The Palio Di Siena is one of Tuscany's most exciting summer events.
This historic horse race has been run since the 17th century and has its origins all the way back in the 1400's. It's not quite as old as the Torre, but it's still a spectacle with an immense sense of history behind it.
10 horses and riders selected from the cities 17 contrade, race bareback around the Piazza del Campo, the city's main square.
The Palio is run twice a once on the 2nd of July and again on the 16th of August, so there's still some time to plan a visit. The whole race normally only lasts 75 seconds but there are many traditions and festivals surrounding the Palio.
Both Palios are dedicated to the Vigin Mary, the first in July coincides with the Feast of Visitation, when Mary visited her cousin Elizabeth whilst pregnant, and also a local celebration of a miraculous painting of the Virgin. The August Palio is held on the day after the Feast of Assuption. In special years, or after significant events a third Palio might also be added.
Though 20,000 visitors crowd in to the Piazza del Campo every year to see each Palio, they are outnumbered but the 40,000 residents of Siena who regularly turn up. Around two thirds of the cities population. The fact that each horse is tied to one of the cities districts might have a lot to do with this devotion. Siena has 17 contrade but only 10 horses race in each Palio, the 7 who did not race in the previous Palio are entered automatically and then the remaining 10 districts draw lots for the last three places.
Rivalries can run high in the days leading up to the Palio and there is a whole system of rituals, alliances and animosities unique to each contrade.
What to see when at the Palio di Siena
A few days before the race itself, on the 29th of June and the 13th of August are la tratta, the presentation of the horses who will compete in the 6 horse trials leading up to the Palio.

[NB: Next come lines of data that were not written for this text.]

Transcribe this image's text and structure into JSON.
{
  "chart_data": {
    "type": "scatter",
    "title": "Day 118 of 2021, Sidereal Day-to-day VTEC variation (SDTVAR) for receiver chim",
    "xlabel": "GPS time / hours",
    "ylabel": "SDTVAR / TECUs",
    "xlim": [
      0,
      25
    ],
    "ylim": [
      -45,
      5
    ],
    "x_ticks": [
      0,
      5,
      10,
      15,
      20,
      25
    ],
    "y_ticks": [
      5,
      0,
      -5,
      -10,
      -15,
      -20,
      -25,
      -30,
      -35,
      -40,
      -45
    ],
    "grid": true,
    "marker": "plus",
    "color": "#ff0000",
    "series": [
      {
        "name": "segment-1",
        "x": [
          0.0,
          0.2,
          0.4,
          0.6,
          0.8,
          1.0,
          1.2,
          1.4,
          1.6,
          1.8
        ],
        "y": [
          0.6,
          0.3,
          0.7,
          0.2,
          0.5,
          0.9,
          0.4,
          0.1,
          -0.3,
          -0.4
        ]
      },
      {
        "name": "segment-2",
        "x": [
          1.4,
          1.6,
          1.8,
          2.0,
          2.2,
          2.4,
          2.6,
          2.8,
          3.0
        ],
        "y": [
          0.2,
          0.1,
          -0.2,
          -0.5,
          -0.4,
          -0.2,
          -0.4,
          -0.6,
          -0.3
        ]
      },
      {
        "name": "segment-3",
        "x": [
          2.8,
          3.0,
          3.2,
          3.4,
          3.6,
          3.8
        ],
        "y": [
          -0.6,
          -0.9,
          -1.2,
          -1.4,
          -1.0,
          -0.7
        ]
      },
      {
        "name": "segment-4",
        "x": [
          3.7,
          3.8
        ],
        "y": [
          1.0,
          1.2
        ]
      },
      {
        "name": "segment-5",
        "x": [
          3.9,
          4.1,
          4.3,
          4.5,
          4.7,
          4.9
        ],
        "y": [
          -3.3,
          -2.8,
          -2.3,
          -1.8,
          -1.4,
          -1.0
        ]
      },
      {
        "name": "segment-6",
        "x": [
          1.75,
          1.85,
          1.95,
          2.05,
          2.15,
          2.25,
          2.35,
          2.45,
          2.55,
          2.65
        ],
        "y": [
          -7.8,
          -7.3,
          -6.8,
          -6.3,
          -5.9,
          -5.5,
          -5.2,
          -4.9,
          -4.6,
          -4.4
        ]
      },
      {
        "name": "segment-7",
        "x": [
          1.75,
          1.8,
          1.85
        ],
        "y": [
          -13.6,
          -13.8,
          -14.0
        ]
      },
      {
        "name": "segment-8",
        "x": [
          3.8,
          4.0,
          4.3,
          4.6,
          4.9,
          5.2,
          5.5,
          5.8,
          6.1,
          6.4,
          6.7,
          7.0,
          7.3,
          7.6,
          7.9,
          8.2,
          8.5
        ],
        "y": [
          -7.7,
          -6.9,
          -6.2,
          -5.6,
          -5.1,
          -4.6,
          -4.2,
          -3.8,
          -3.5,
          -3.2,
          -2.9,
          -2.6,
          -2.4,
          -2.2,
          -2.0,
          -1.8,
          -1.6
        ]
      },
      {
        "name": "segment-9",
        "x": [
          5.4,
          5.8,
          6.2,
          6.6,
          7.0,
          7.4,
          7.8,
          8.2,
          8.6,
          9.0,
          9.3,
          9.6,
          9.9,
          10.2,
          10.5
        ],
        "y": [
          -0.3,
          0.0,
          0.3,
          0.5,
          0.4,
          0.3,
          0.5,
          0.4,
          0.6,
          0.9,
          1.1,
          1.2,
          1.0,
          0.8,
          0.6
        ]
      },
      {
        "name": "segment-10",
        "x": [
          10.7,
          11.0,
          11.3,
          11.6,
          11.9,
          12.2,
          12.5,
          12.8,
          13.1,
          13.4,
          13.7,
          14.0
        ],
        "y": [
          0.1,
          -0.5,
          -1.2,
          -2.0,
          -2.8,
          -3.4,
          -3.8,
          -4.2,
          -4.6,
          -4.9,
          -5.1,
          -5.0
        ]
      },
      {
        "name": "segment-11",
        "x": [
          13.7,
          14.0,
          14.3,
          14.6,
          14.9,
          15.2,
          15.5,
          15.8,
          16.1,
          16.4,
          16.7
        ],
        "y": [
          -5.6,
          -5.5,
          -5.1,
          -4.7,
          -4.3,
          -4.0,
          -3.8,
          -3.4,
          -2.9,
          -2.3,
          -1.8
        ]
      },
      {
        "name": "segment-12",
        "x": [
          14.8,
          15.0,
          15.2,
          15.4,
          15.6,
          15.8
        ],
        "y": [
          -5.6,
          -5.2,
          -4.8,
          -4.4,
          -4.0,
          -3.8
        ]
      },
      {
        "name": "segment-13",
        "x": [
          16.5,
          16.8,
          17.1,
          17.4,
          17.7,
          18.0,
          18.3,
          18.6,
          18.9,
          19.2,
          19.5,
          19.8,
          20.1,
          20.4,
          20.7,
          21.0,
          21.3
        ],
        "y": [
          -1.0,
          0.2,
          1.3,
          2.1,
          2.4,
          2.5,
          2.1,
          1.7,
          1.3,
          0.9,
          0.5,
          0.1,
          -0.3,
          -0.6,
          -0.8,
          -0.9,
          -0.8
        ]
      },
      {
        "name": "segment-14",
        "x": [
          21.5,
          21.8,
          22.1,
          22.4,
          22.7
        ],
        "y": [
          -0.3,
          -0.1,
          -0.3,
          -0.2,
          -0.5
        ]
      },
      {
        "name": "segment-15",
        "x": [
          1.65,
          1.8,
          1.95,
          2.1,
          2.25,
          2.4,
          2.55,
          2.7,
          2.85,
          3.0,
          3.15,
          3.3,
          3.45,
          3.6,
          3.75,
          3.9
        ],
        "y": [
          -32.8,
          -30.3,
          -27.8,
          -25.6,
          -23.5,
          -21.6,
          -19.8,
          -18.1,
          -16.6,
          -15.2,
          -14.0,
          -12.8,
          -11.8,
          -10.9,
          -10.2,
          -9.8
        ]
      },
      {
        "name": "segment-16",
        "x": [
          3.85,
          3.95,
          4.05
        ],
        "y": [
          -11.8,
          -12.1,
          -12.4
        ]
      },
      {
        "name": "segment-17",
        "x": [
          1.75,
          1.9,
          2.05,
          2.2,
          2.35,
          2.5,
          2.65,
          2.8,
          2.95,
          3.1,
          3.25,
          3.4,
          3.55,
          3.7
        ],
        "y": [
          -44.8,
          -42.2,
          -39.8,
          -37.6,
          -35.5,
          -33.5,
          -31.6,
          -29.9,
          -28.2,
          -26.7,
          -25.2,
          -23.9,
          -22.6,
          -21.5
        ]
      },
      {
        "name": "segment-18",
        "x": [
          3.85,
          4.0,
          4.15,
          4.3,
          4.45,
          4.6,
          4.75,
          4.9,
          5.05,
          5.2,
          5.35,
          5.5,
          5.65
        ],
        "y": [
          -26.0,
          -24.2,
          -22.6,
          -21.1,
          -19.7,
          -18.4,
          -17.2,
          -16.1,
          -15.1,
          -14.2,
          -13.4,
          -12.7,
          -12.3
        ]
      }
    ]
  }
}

No pure bread horses are allowed, they are all mixed breeds. The trials take place from 8.40 am and 7.45 pm on the days between la tratta and the Palio in the city's main square. This will give you a chance to eye up the horses and riders and make your selection.
The night before the Palio each contrade will hold it's own open air dinner. Tickets are normally around £50 a head and it's a great way to get swept up in the atmosphere of the Palio and bond with your chosen contrade.
On the day of the Palio the race itself is preceded by a spectacular 2 hour parade in medieval costume, the Corteo Storico. The parade has always been a traditional part of the Palio and takes place between the Palace of Justice and the Piazza del Campo.
At 7.00 pm or 7.30 pm in August a mini explosion singles that the race is about to begin. You can watch from a cordoned off section of the Piazza, which is free, but very busy. We'd recommend turning up at least 5 hours before hand if you're planning on watching from here. Make sure you bring plenty of water and sunscreen.
The other option is to book a seat in one of the stands around the square. These tend to be owned by the bars and restaurants around the square and tend to sell out pretty early, they can also be quite pricey, €160+ per seat. There are also balconies around the square that are even more expensive. Wherever your standing make sure to sport the colours of your chosen contrade.
The race itself is very short, a horse can win without a ride and the loser is the contrade whose horse comes second, not last. The lucky winner is awarded a banner of painted silk, or palio, which is hand-painted by a different artist for each race.
If you'd like to find out more about the Palio we strongly recommend the amazing documentary film 'PALIO' by our friend Cosima Spender. It won Best Editing for a Documentary at the Tribeca Film Festival and received a nomination in the category for Best Documentary at the British Independent Film Awards.